- North American cover art
- Developer: Ocean Software
- Publishers: NA: Ocean Software; JP: Imagineer;
- Composer: Matthew Cannon
- Platforms: Game Boy, PC
- Release: NA: April 1992; JP: June 26, 1992; EU: 1992;
- Genre: Platform
- Mode: Single-player

= Super Hunchback =

1992 video game

Super Hunchback (スーパーハンチバック), known in France as Le Bossu: Super Hunchback Quasimodo, is platform video game released for the Game Boy in 1992 by Ocean Software in North America and Europe and Imagineer in Japan. It is a sequel to their 1984 conversion of the 1983 Century Electronics arcade game Hunchback. The title screen bears a 1991 copyright, the cartridge label records the year as 1992.

On June 2, 2021, the game was released on Windows PCs via Steam by Piko Interactive.

==Gameplay==

Spikes instantly kill Quasimodo in this game, taking the place of the lava and deep water deaths found in most video games.

The game featured a series of nine levels, each divided into five sections. The player, as Quasimodo, could advance from one section to the next by locating and ringing a giant bell. Progress is hindered by obstacles such as cannonballs (which can be ridden but will catapult Quasimodo across the screen if he takes a side hit), arrows, bubbles, swinging ropes and rolling logs. Some sections feature water portions. There is an emphasis on hidden sections and on quick play - losing a life causes the player to be returned to a nearby location with no break in gameplay.

Fruit is littered throughout the levels and can be collected for points. At the end of each level, the player is told what percentage of fruit they found and awarded an extra life if they managed to collect 100%. Each section is played against the clock, represented as a burning fuse at the bottom of the screen. Collecting hourglasses gives extra time.

Bonus levels, entered by jumping into a spinning warp, give a chance to earn an extra life if the player is able to collect ten pieces of fruit and get to the exit within a very short time. Only when this is successfully done is the bonus level considered complete. Subsequent warps will repeatedly return Quasimodo to the same bonus level until it is completed.

If time ran out then a giant bell, presumably Emmanuel from Notre Dame de Paris, would fall from the sky capturing Quasimodo and causing him to lose a life.

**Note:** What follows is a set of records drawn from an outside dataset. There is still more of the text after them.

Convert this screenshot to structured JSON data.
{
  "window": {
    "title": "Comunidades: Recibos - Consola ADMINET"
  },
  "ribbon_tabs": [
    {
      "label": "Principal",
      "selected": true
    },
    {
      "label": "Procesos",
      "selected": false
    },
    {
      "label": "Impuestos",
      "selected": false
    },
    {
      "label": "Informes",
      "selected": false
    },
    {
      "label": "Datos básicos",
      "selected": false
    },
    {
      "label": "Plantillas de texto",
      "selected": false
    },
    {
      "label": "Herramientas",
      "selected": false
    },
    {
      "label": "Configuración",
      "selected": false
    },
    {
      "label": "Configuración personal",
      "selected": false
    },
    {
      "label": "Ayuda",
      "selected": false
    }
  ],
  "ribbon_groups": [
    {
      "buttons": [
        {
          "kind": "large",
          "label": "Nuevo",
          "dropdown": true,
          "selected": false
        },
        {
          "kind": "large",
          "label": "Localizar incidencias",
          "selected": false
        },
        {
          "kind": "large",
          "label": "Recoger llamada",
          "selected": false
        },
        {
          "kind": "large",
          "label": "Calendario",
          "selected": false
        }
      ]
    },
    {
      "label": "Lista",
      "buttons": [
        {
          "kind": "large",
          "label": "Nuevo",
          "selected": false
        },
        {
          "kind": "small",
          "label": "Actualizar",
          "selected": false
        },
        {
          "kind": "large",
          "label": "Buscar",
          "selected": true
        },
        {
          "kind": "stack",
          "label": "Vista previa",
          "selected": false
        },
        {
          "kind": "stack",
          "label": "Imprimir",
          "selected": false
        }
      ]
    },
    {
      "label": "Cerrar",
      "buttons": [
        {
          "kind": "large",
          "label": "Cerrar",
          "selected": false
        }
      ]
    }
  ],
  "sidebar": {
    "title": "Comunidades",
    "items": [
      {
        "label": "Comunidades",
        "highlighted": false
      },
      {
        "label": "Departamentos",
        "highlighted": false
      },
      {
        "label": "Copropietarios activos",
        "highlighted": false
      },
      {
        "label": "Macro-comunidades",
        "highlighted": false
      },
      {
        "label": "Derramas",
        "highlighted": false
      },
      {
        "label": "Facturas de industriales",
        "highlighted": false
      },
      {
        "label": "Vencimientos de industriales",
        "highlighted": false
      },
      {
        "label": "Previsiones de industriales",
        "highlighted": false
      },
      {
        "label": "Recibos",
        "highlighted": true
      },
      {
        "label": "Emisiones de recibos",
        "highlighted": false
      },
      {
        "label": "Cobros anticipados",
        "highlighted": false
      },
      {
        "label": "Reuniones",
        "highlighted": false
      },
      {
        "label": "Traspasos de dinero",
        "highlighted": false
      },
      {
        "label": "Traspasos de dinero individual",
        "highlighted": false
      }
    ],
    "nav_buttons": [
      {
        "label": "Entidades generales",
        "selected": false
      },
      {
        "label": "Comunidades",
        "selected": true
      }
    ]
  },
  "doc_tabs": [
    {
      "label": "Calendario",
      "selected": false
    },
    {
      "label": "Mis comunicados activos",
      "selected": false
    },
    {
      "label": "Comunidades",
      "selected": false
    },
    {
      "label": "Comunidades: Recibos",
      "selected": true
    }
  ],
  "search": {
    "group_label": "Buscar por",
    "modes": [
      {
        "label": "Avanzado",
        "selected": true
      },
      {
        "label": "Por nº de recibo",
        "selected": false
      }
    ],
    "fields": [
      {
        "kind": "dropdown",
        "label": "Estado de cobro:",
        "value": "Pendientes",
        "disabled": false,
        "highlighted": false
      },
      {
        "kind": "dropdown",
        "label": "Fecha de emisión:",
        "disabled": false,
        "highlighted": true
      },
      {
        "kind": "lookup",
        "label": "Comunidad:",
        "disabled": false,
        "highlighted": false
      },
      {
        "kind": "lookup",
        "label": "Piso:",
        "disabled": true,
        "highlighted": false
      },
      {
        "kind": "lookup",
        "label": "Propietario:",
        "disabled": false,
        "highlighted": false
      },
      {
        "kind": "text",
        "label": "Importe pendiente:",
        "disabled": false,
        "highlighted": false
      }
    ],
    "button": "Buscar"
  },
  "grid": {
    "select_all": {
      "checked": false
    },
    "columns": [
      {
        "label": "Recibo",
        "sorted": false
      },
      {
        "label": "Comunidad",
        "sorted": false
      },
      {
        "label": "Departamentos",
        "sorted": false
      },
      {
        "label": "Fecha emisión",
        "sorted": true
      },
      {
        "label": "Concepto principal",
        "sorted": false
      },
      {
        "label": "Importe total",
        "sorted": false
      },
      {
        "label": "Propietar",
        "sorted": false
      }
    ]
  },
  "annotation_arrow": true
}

Despite coverage by the popular Nintendo Power video game magazine, the game sold relatively few copies in North America and was not widely released. Conversely the game received several highly positive reviews in Europe and was briefly very popular.

==Reception==
German video gaming magazine Power Play gave Super Hunchback a score of 70% in their June 1992 issue. In episode 2 of season 1, British television show Bad Influence! gave it 4 out of 5 stars.